Die Anforderungen von KI sind jedoch genau umgekehrt: Sie muss die physische Welt ständig wahrnehmen – sehen, was du siehst, hören, was du hörst, jederzeit anwesend sein, anstatt erst zu erwachen, wenn du den Bildschirm entsperrst.
Wenn KI wirklich zu einer grundlegenden Fähigkeit wird, wird sie früher oder später aus dem Bildschirm ausbrechen, um ihre eigene Form zu finden. Dies wird ein langer Prozess der Erkundung und Entwicklung sein.
Die Kolumne „KI-Gerätechronik“ entstand daraus: Ifanr möchte mit dir gemeinsam beobachten, wie KI das Hardwaredesign verändert, die Mensch-Maschine-Interaktion neu gestaltet und – was noch wichtiger ist – in welcher Form KI in unser tägliches Leben eintreten wird?
Dies ist der 19. Artikel der Kolumne „KI-Gerätechronik“.
In den letzten zwei Jahren hat sich die KI nicht nur dadurch verändert, dass Modelle intelligenter geworden sind – ihre Rolle hat sich von einem professionellen Werkzeug für wenige zu einer grundlegenden Fähigkeit des täglichen Lebens gewandelt.
Heute sind wir es gewohnt, KI jederzeit Anweisungen zu geben – beim Gehen, Fahren, Kochen oder sogar beim Faulenzen.
Bild|Google
Doch mit steigender Nutzungshäufigkeit zeigt die Mensch-Maschine-Interaktion, die seit der PC-Ära auf Tastatur und Maus basiert, allmählich ihre Schwächen –
„Manuelles Tippen“ erfordert, dass Nutzer zuerst eine Idee haben, dann ungeordnete Gedanken in kohärente Sprache strukturieren und eine gewisse logische Beziehung in der Erzählung beibehalten, um das, was sie im Kopf haben, in eine Eingabeaufforderung umzuwandeln, die die KI verstehen kann.
Die Schöpfung der Welt|Leonid Pasternak
Auf der anderen Seite der Tastatur hat die „Spracheingabe“, die von der Handy-Ära dominiert wird, fast keine solchen Einschränkungen.
Schließlich besteht der größte Unterschied zwischen Sprechen und Tippen darin, dass die Sprache es den Menschen erlaubt, gleichzeitig zu denken, zu ergänzen und zu korrigieren, während sie sprechen – dies kommt der Art und Weise, wie Gedanken ursprünglich entstehen, näher als die Tastatureingabe.

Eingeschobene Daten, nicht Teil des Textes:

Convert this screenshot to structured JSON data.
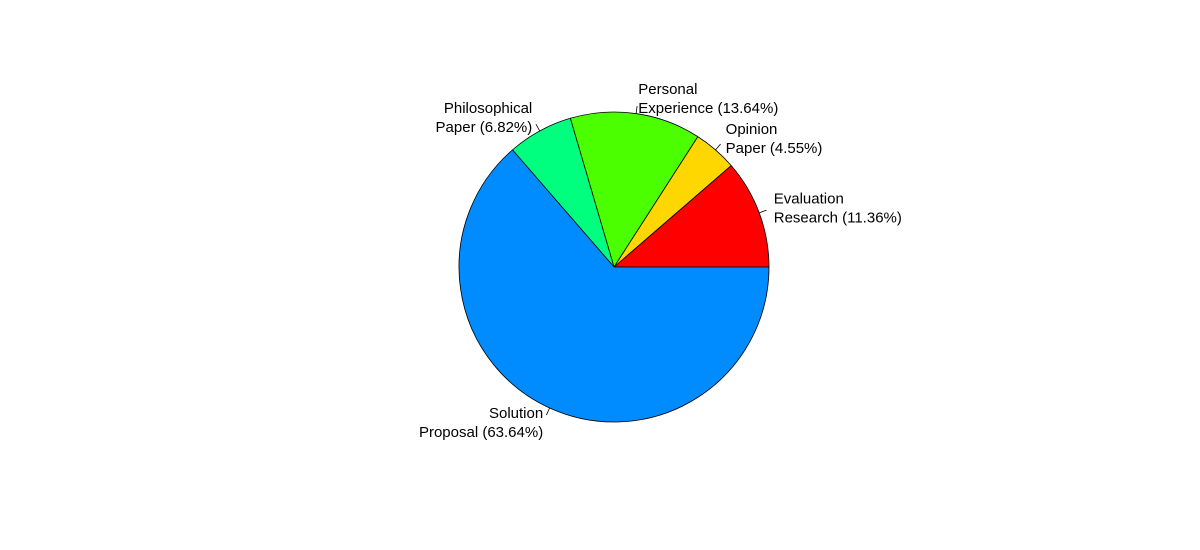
{
  "chart_data": {
    "type": "pie",
    "title": "",
    "start_angle_deg": 0,
    "direction": "counterclockwise",
    "slices": [
      {
        "label_lines": [
          "Evaluation",
          "Research (11.36%)"
        ],
        "value": 11.36,
        "color": "#ff0000"
      },
      {
        "label_lines": [
          "Opinion",
          "Paper (4.55%)"
        ],
        "value": 4.55,
        "color": "#ffd700"
      },
      {
        "label_lines": [
          "Personal",
          "Experience (13.64%)"
        ],
        "value": 13.64,
        "color": "#4cff00"
      },
      {
        "label_lines": [
          "Philosophical",
          "Paper (6.82%)"
        ],
        "value": 6.82,
        "color": "#00ff7f"
      },
      {
        "label_lines": [
          "Solution",
          "Proposal (63.64%)"
        ],
        "value": 63.64,
        "color": "#008cff"
      }
    ]
  }
}
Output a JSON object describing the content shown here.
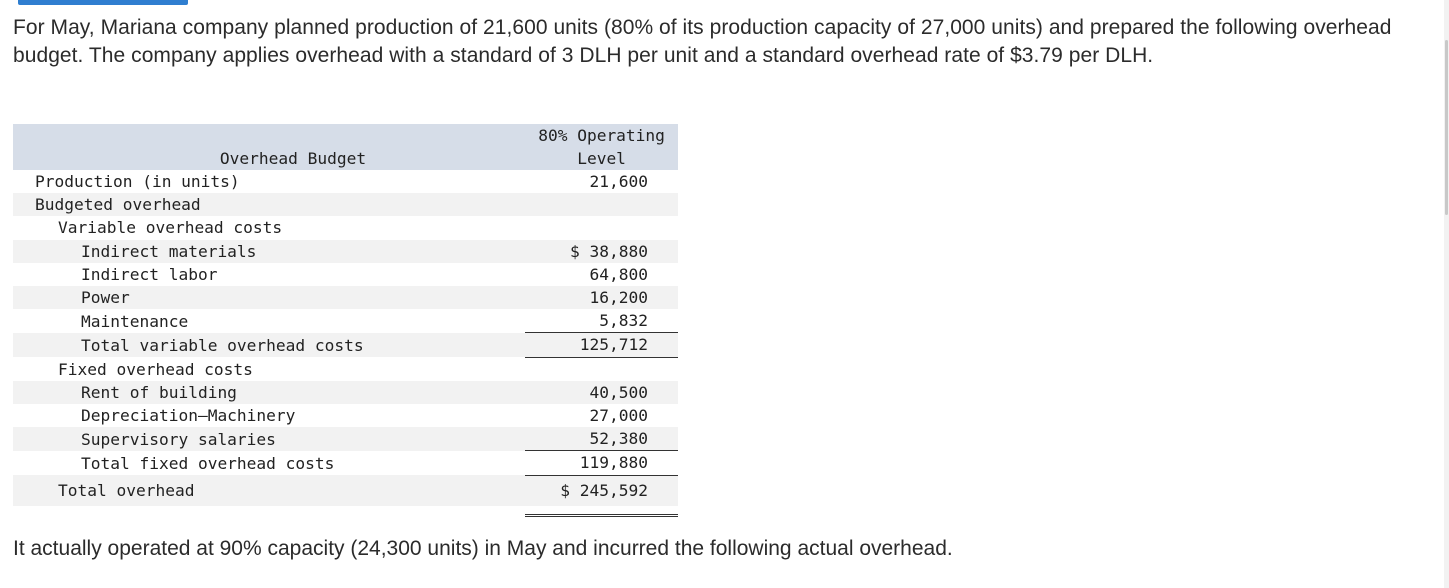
{
  "intro_text": "For May, Mariana company planned production of 21,600 units (80% of its production capacity of 27,000 units) and prepared the following overhead budget. The company applies overhead with a standard of 3 DLH per unit and a standard overhead rate of $3.79 per DLH.",
  "budget": {
    "header_label": "Overhead Budget",
    "header_col_line1": "80% Operating",
    "header_col_line2": "Level",
    "rows": {
      "production": {
        "label": "Production (in units)",
        "value": "21,600"
      },
      "budgeted_overhead": {
        "label": "Budgeted overhead"
      },
      "variable_heading": {
        "label": "Variable overhead costs"
      },
      "indirect_materials": {
        "label": "Indirect materials",
        "value": "$ 38,880"
      },
      "indirect_labor": {
        "label": "Indirect labor",
        "value": "64,800"
      },
      "power": {
        "label": "Power",
        "value": "16,200"
      },
      "maintenance": {
        "label": "Maintenance",
        "value": "5,832"
      },
      "total_variable": {
        "label": "Total variable overhead costs",
        "value": "125,712"
      },
      "fixed_heading": {
        "label": "Fixed overhead costs"
      },
      "rent": {
        "label": "Rent of building",
        "value": "40,500"
      },
      "depreciation": {
        "label": "Depreciation—Machinery",
        "value": "27,000"
      },
      "supervisory": {
        "label": "Supervisory salaries",
        "value": "52,380"
      },
      "total_fixed": {
        "label": "Total fixed overhead costs",
        "value": "119,880"
      },
      "total_overhead": {
        "label": "Total overhead",
        "value": "$ 245,592"
      }
    }
  },
  "outro_text": "It actually operated at 90% capacity (24,300 units) in May and incurred the following actual overhead."
}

Darüber hinaus erfordert die Spracheingabe keine stabile Schreibtischumgebung, keine ständige Neigung des Kopfes und keine ausgezeichneten Schreibfähigkeiten –
Für die überwiegende Mehrheit der normalen Menschen ohne systematisches Schreibtraining ist Spracheingabe weitaus näher an der „echten natürlichen Interaktion“ als Texteingabe.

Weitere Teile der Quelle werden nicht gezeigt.